Look Closer

How it's Made: Frank Auerbach

Paintings Conservator Rebecca Hellen gives unique insight in to Frank Auerbach's creative process

Head of Leon Kossoff

Frank Auerbach
Head of Leon Kossoff 1954
Private collection © Frank Auerbach, courtesy Marlborough Fine Art Photo: Prudence Cuming Associates Ltd

Frank Auerbach, ‘Head of E.O.W.’ 1959–60
Frank Auerbach
Head of E.O.W. 1959–60
Tate
© Frank Auerbach

Frank Auerbach was born in 1931. Since the late 1950s he has worked in the same north London studio. Leon Kossoff, an artist with whom Auerbach has such a strong link, passed the tenancy on to him, having himself taken the studio from another artist of that generation, Gustav Metzger. All three were taught, well, in Auerbach’s opinion, by David Bomberg. Auerbach’s technique is well described, largely through a number of interviews crafted and recorded by sitters and writers. He sketches, he draws, he paints on board and on canvas, in oil, as well as to a lesser extent, acrylic. He takes a long time and key to the process is scraping back.

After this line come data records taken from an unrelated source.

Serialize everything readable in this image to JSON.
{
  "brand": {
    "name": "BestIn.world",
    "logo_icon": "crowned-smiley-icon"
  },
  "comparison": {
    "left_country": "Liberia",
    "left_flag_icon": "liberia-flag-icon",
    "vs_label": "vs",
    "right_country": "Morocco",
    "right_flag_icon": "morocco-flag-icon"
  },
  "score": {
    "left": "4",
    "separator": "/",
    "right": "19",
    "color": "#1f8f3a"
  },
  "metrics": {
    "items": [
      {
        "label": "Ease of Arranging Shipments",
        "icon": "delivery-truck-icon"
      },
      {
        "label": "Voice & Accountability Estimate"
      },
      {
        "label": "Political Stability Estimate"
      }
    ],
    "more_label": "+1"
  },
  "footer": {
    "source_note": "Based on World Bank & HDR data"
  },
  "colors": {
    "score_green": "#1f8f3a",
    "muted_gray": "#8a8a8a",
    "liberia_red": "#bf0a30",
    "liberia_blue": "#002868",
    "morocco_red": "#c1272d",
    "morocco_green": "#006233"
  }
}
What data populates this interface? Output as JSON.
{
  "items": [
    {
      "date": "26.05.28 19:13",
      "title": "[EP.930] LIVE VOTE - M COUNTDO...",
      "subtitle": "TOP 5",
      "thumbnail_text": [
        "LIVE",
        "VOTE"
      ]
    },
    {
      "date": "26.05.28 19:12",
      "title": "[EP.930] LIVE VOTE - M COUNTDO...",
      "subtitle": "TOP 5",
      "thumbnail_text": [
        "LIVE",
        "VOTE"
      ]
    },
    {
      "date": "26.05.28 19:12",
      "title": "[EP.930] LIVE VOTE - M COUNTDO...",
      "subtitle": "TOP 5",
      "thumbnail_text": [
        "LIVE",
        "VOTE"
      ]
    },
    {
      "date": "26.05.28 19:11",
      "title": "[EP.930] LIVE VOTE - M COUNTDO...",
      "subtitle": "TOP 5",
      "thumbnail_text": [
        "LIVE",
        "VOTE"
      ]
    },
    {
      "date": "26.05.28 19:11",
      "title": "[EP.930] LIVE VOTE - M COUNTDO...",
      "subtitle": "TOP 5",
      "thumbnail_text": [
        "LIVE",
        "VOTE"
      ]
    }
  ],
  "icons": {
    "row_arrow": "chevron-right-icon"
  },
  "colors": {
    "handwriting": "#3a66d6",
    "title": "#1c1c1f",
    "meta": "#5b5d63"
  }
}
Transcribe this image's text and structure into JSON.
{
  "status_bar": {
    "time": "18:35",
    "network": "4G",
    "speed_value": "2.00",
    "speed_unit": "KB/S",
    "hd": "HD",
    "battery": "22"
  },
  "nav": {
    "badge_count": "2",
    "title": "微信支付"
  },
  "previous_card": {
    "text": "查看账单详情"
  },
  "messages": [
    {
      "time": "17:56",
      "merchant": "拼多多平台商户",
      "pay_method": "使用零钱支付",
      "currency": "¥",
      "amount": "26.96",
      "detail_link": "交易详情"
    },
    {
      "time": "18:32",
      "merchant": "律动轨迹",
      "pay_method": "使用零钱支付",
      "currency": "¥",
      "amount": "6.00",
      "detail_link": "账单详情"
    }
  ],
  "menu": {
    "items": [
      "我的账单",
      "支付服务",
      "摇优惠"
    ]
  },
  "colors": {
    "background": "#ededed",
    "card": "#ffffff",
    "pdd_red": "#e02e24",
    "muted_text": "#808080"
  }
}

After each session he scrapes off the paint and begins again, regardless of the medium.

Testament to this activity are a number of photographs of the artist in his studio; Auerbach is surrounded by paint scrapings, which build up around his easel, like guano. His drawings do not escape this process of redaction either; their patchwork of support, with built up layers of papers, charcoal and chalk, potent evidence of his working practice.

Frank Auerbach, ‘E.O.W. Nude’ 1953–4
Frank Auerbach
E.O.W. Nude 1953–4
Tate
© Frank Auerbach

Auerbach’s surfaces change over time, as does his palette. The wrinkled, thick, earlier oil on canvas, E.O.W. Nude dating from 1959, has some scraping back evident around the figure, but is largely left built up. This is in part why it wrinkles, an aesthetic feature the artist does not mind. The palette is subdued earth pigments, whites and blacks, as he could not afford colour at the time. ‘In common with most painters,’ he says, ‘I use all sorts of instruments (even sometimes hands) to apply the paint.’ His mark making develops over time; with brushes, palette knives, putty scrapers and sometimes paint squeezed directly from the tube.

Frank Auerbach, ‘To the Studios’ 1990–1
Frank Auerbach
To the Studios 1990–1
Tate
© Frank Auerbach

His oil on canvas, To the Studios 1981 has a tear, stabilised and repaired by the artist. It occurred in ‘the course of his long struggle with the painting’ whilst scraping down with a broader looking implement. Its palette is more colourful as Auerbach was well into a stage of his career where he could afford colours. Another work titled To the Studios 1990—1 was ‘repainted…from top to bottom hundreds of times, scraping down again and again.’ In the mid-nineties, not long after this painting was acquired, Tate conservators asked if he could describe his working practice. He could not, he said:

Painting is not manufactured. Each picture has its own history. The only constants are the fact that it always takes a long time, sometimes a very long time…

Auerbach is still working on a daily basis in the same studio in north London.